A review of the guidelines the European Association of Urology (EAU), the National Comprehensive Cancer Network (NCCN), and the American Urological Association (AUA)/American Society for Radiation Oncology (ASTRO) demonstrates a basic principle for managing this group of patients: Combination therapy is favored over single modality treatment. 

There is a general consensus that if radiation therapy is given as primary treatment, it should always be given jointly with androgen deprivation therapy (ADT). This is now considered the standard of care and is based on numerous high-quality publications starting with Bolla’s landmark paper 17 years ago (see Bolla M et al, 2002).

There is also a consensus that ADT, by itself, represents insufficient therapy for the majority of patients (unless they have a limited life expectancy). 

There is an additional consensus that surgery (radical prostatectomy) has an important role in these patients and is recommended by all three guidelines.
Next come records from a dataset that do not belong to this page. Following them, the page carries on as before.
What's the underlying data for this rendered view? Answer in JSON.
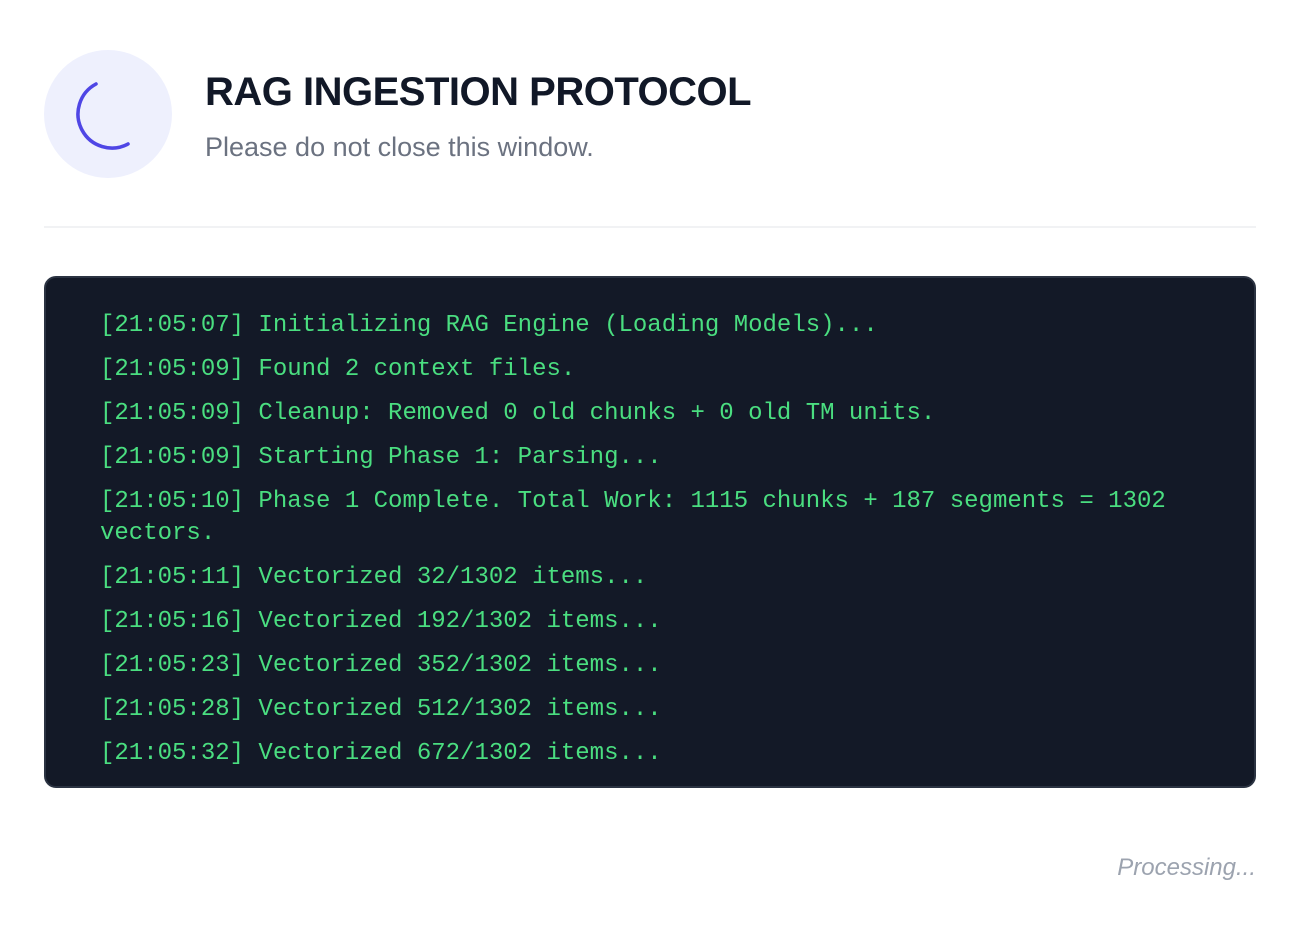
{
  "header": {
    "title": "RAG INGESTION PROTOCOL",
    "subtitle": "Please do not close this window.",
    "spinner_icon": "loading-spinner-icon",
    "accent_color": "#4f46e5",
    "spinner_bg_color": "#eef0fd"
  },
  "terminal": {
    "text_color": "#4ade80",
    "background_color": "#131927",
    "lines": [
      "[21:05:07] Initializing RAG Engine (Loading Models)...",
      "[21:05:09] Found 2 context files.",
      "[21:05:09] Cleanup: Removed 0 old chunks + 0 old TM units.",
      "[21:05:09] Starting Phase 1: Parsing...",
      "[21:05:10] Phase 1 Complete. Total Work: 1115 chunks + 187 segments = 1302 vectors.",
      "[21:05:11] Vectorized 32/1302 items...",
      "[21:05:16] Vectorized 192/1302 items...",
      "[21:05:23] Vectorized 352/1302 items...",
      "[21:05:28] Vectorized 512/1302 items...",
      "[21:05:32] Vectorized 672/1302 items..."
    ]
  },
  "footer": {
    "status": "Processing..."
  }
}
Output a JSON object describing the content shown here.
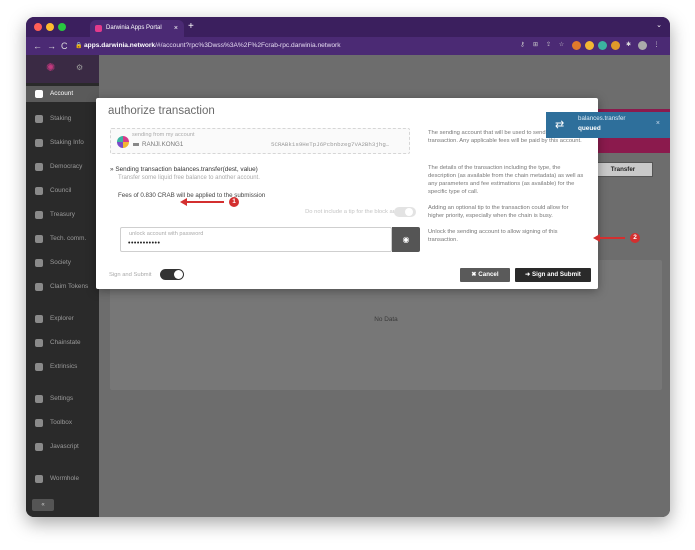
{
  "browser": {
    "tab_title": "Darwinia Apps Portal",
    "tab_close": "×",
    "new_tab": "+",
    "url_host": "apps.darwinia.network",
    "url_rest": "/#/account?rpc%3Dwss%3A%2F%2Fcrab-rpc.darwinia.network"
  },
  "sidebar": {
    "items": [
      {
        "label": "Account"
      },
      {
        "label": "Staking"
      },
      {
        "label": "Staking Info"
      },
      {
        "label": "Democracy"
      },
      {
        "label": "Council"
      },
      {
        "label": "Treasury"
      },
      {
        "label": "Tech. comm."
      },
      {
        "label": "Society"
      },
      {
        "label": "Claim Tokens"
      },
      {
        "label": "Explorer"
      },
      {
        "label": "Chainstate"
      },
      {
        "label": "Extrinsics"
      },
      {
        "label": "Settings"
      },
      {
        "label": "Toolbox"
      },
      {
        "label": "Javascript"
      },
      {
        "label": "Wormhole"
      }
    ],
    "collapse": "«"
  },
  "main": {
    "no_data": "No Data",
    "transfer_label": "Transfer"
  },
  "modal": {
    "title": "authorize transaction",
    "sending_label": "sending from my account",
    "account_name": "RANJI.KONG1",
    "account_address": "5CRABk1s9HeTpJ6Pcbnbzeg7VA2Bh3jhg…",
    "tx_title": "Sending transaction balances.transfer(dest, value)",
    "tx_subtitle": "Transfer some liquid free balance to another account.",
    "fees_text": "Fees of 0.830 CRAB will be applied to the submission",
    "tip_label": "Do not include a tip for the block author",
    "password_label": "unlock account with password",
    "password_value": "•••••••••••",
    "help_1": "The sending account that will be used to send this transaction. Any applicable fees will be paid by this account.",
    "help_2": "The details of the transaction including the type, the description (as available from the chain metadata) as well as any parameters and fee estimations (as available) for the specific type of call.",
    "help_3": "Adding an optional tip to the transaction could allow for higher priority, especially when the chain is busy.",
    "help_4": "Unlock the sending account to allow signing of this transaction.",
    "sign_label": "Sign and Submit",
    "cancel_label": "✖ Cancel",
    "submit_label": "➜ Sign and Submit"
  },
  "toast": {
    "title": "balances.transfer",
    "status": "queued"
  },
  "annotations": {
    "one": "1",
    "two": "2"
  },
  "colors": {
    "browser_chrome": "#4b2a74",
    "annotation": "#d32f2f",
    "toast": "#2e6f9b",
    "brand_pink": "#8b1a4d"
  }
}
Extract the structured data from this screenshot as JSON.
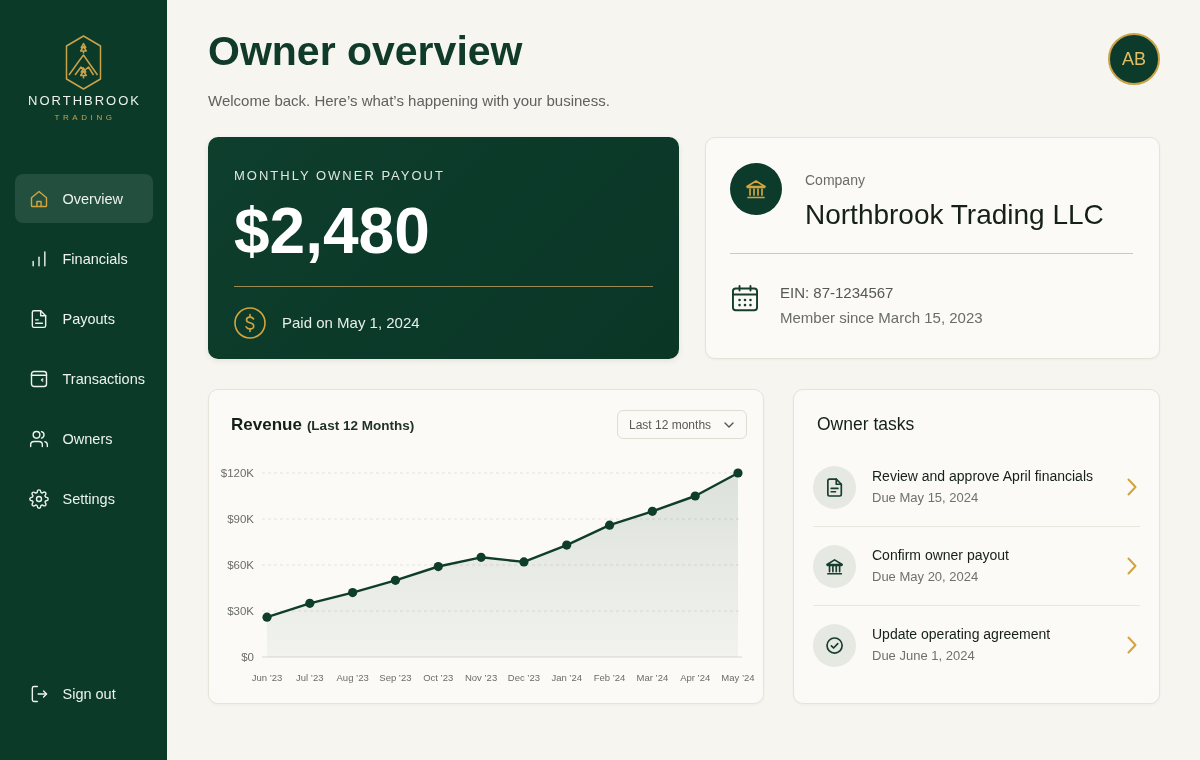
{
  "sidebar": {
    "brand": {
      "name": "NORTHBROOK",
      "tagline": "TRADING"
    },
    "items": [
      {
        "label": "Overview",
        "selected": true
      },
      {
        "label": "Financials",
        "selected": false
      },
      {
        "label": "Payouts",
        "selected": false
      },
      {
        "label": "Transactions",
        "selected": false
      },
      {
        "label": "Owners",
        "selected": false
      },
      {
        "label": "Settings",
        "selected": false
      }
    ],
    "sign_out": {
      "label": "Sign out"
    }
  },
  "header": {
    "title": "Owner overview",
    "subtitle": "Welcome back. Here’s what’s happening with your business.",
    "avatar": {
      "initials": "AB"
    }
  },
  "payout_card": {
    "label": "MONTHLY OWNER PAYOUT",
    "amount": "$2,480",
    "paid_on": "Paid on May 1, 2024"
  },
  "company_card": {
    "label": "Company",
    "name": "Northbrook Trading LLC",
    "ein": "EIN: 87-1234567",
    "member_since": "Member since March 15, 2023"
  },
  "revenue": {
    "title_note": "(Last 12 Months)",
    "range_select": {
      "value": "Last 12 months"
    },
    "chart_data": {
      "type": "area",
      "title": "Revenue",
      "categories": [
        "Jun ’23",
        "Jul ’23",
        "Aug ’23",
        "Sep ’23",
        "Oct ’23",
        "Nov ’23",
        "Dec ’23",
        "Jan ’24",
        "Feb ’24",
        "Mar ’24",
        "Apr ’24",
        "May ’24"
      ],
      "values": [
        26000,
        35000,
        42000,
        50000,
        59000,
        65000,
        62000,
        73000,
        86000,
        95000,
        105000,
        120000
      ],
      "ylim": [
        0,
        120000
      ],
      "yticks": [
        {
          "value": 0,
          "label": "$0"
        },
        {
          "value": 30000,
          "label": "$30K"
        },
        {
          "value": 60000,
          "label": "$60K"
        },
        {
          "value": 90000,
          "label": "$90K"
        },
        {
          "value": 120000,
          "label": "$120K"
        }
      ],
      "grid": true
    }
  },
  "tasks": {
    "title": "Owner tasks",
    "items": [
      {
        "title": "Review and approve April financials",
        "due": "Due May 15, 2024"
      },
      {
        "title": "Confirm owner payout",
        "due": "Due May 20, 2024"
      },
      {
        "title": "Update operating agreement",
        "due": "Due June 1, 2024"
      }
    ]
  }
}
Furthermore, an extended pelvic lymphadenectomy is recommended as an integral part of the operation.

Finally, from the guidelines, a recent recommendation from the AUA/ASTRO strongly endorses combining ADT with salvage radiation therapy post radical prostatectomy.

There are many retrospective studies supporting the combination of radical prostatectomy and radiation therapy in locally advanced disease. The premise in these studies is that each one of these modalities is utilized as “salvage therapy” in case the first treatment failed to achieve local tumor control. In terms of selecting the sequence, surgery is becoming the initial treatment of choice (see Zelefsky MJ et al, 2010).

Unfortunately, studies have failed to show any long-term benefit for adjuvant/neoadjuvant ADT in combination with surgery, namely, radical prostatectomy. The same can be said for Taxol-based chemotherapy so far.

Efforts to combine the “next generation” hormone therapy (enzalutamide, abiraterone) with surgery or radiation therapy are ongoing and may bear fruit in the future. Incorporation of novel biomarkers to aid in the selection of patients for the different modalities is also ongoing.

About the 24th Annual Innovations in Urologic Practice

Innovations in Urologic Practice (Innovations) is an annual, multi-day, CME-accredited conference devoted to innovative diagnostic and treatment strategies for and controversies related to some of the most common urologic problems in the current era. The topics covered include oncological management of the bladder, kidney, and prostate. The conference also emphasizes general urology topics in pelvic reconstruction and trauma, men’s health, and infections in the urology patient. Dr. Kadmon presented this lecture during the 24th Innovations in 2019. Please visit this page in order to register for future Innovations meetings.


Dr. Kadmon is a Professor of Urology at Baylor College of Medicine in Houston, Texas. He received his MD from Hadassah Medical School in Jerusalem, Israel; completed residencies at Rokah Municipal Governmental Medical Center in Jerusalem and Washington University School of Medicine in St. Louis, Missouri; and received a Fellowship in Urologic Oncology at Washington University Affiliate Hospitals in St. Louis, Missouri.

Dr. Kadmon is a devoted clinician. In his practice, he focuses on diagnosing and treating prostate cancer. He is particularly interested in using surgical techniques to treat prostate cancer. To that end, he has performed over 1,000 open radical prostatectomies, as well as over 1,000 robotic-assisted laparoscopic radical prostatectomies. Dr. Kadmon is also an internationally respected writer and researcher. He has published over 150 papers in the field of urology, and has received grant money for his research from the National Cancer Institute on multiple occasions. He has also served as a consultant on prostate cancer for the National Cancer Institute. Dr. Kadmon’s research interests include gene therapy and immunotherapy for prostate cancer, biological therapy for prostate cancer, and methods for preventing prostate cancer.